See the Killers and Jimmy Kimmel Build a Moving Christmas Song
The Killers invited Jimmy Kimmel to help them compose their annual Christmas single for the AIDS awareness organization (RED), and the pairing’s results were fittingly quirky. Ultimately, the songwriters worked out the touching tune, “Joel, the Lump of Coal,” about a naïve piece of anthracite who thought Santa would want to deliver him as a gift, but really, in Santa’s words, “You’re just the one to teach this brat that Santa ain’t no chump.” The song isn’t all filthy tears, though, culminating with a touching, unexpected twist.
Because the song premiered on Jimmy Kimmel Live, the talk-show host included footage of the band writing the song with him and all the silly ideas he had for it, including “A Very YOLO Christmas,” “Grandma getting run over not by a reindeer but in this case run over by a fat family who’s waiting in line on Black Friday to buy a Blu-ray player or something like that for $18” and just plagiarizing Taylor Swift’s “Shake It Off.”
Eventually, frontman Brandon Flowers offers that he likes “sentimental Christmas songs.” The band comes up with rhymes for the North Pole – including a funny tangent about moles on people’s necks – and Flowers begins recording the song with all sorts of pushback from Kimmel.
Although the group records a Christmas song every year, it’s unlikely any of its past collaborators gave them a hard time, thematically or otherwise.

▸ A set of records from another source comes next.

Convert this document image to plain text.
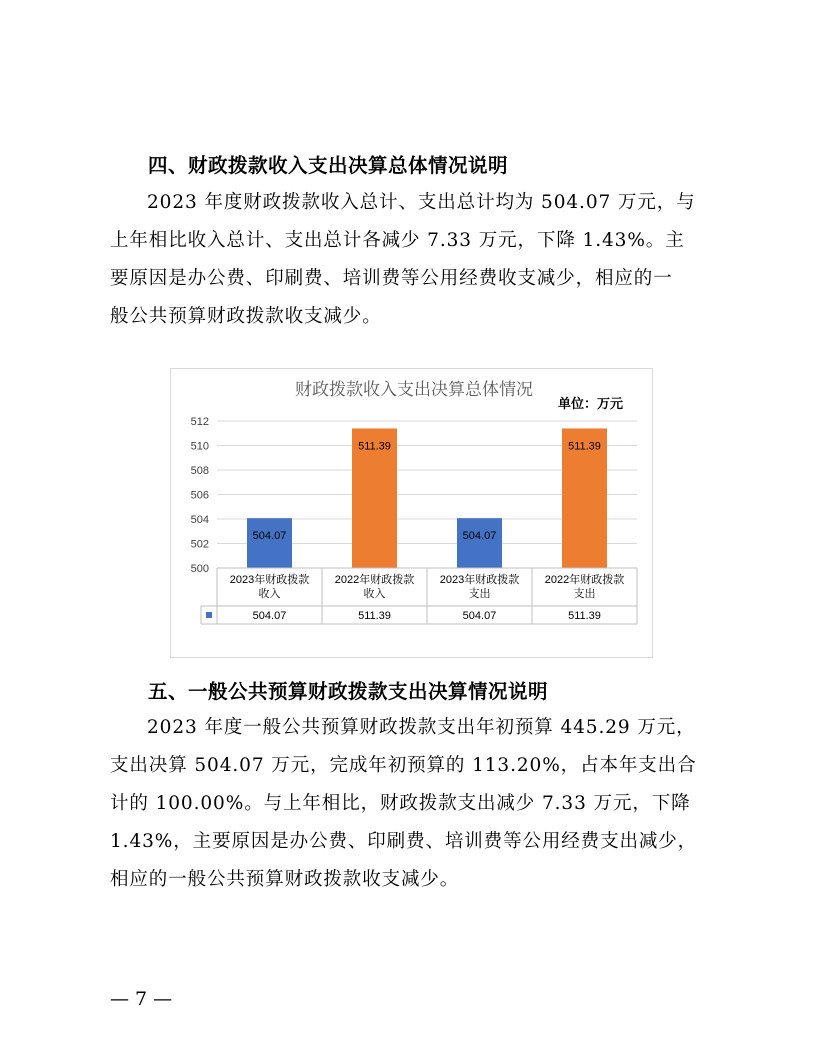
四、财政拨款收入支出决算总体情况说明
2023 年度财政拨款收入总计、支出总计均为 504.07 万元，与
上年相比收入总计、支出总计各减少 7.33 万元，下降 1.43%。主
要原因是办公费、印刷费、培训费等公用经费收支减少，相应的一
般公共预算财政拨款收支减少。
财政拨款收入支出决算总体情况
单位：万元
500
502
504
506
508
510
512
504.07
511.39
504.07
511.39
2023年财政拨款
收入
504.07
2022年财政拨款
收入
511.39
2023年财政拨款
支出
504.07
2022年财政拨款
支出
511.39
五、一般公共预算财政拨款支出决算情况说明
2023 年度一般公共预算财政拨款支出年初预算 445.29 万元，
支出决算 504.07 万元，完成年初预算的 113.20%，占本年支出合
计的 100.00%。与上年相比，财政拨款支出减少 7.33 万元，下降
1.43%，主要原因是办公费、印刷费、培训费等公用经费支出减少，
相应的一般公共预算财政拨款收支减少。
— 7 —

Since 2006, the Killers have recorded Christmas songs with Curve frontwoman Toni Halliday (“A Great Big Sled”), Elton John and Pet Shop Boys singer Neil Tennant (“Joseph, Better You Than Me”), the Bronx and Wild Light (“¡Happy Birthday Guadalupe!”), Dawes (“Christmas in L.A.”) and several on their own. As with all of their past holiday tunes, the track is available on iTunes and benefits (RED).
In other (RED) news, the organization held a concert in New York City’s Times Square Monday night to commemorate World AIDS Day. With Bono still recovering from his bicycle accident last month, U2 performed with Bruce Springsteen and Coldplay’s Chris Martin handling vocals. Kanye West and Carrie Underwood also performed their own sets. The whole concert is streaming online.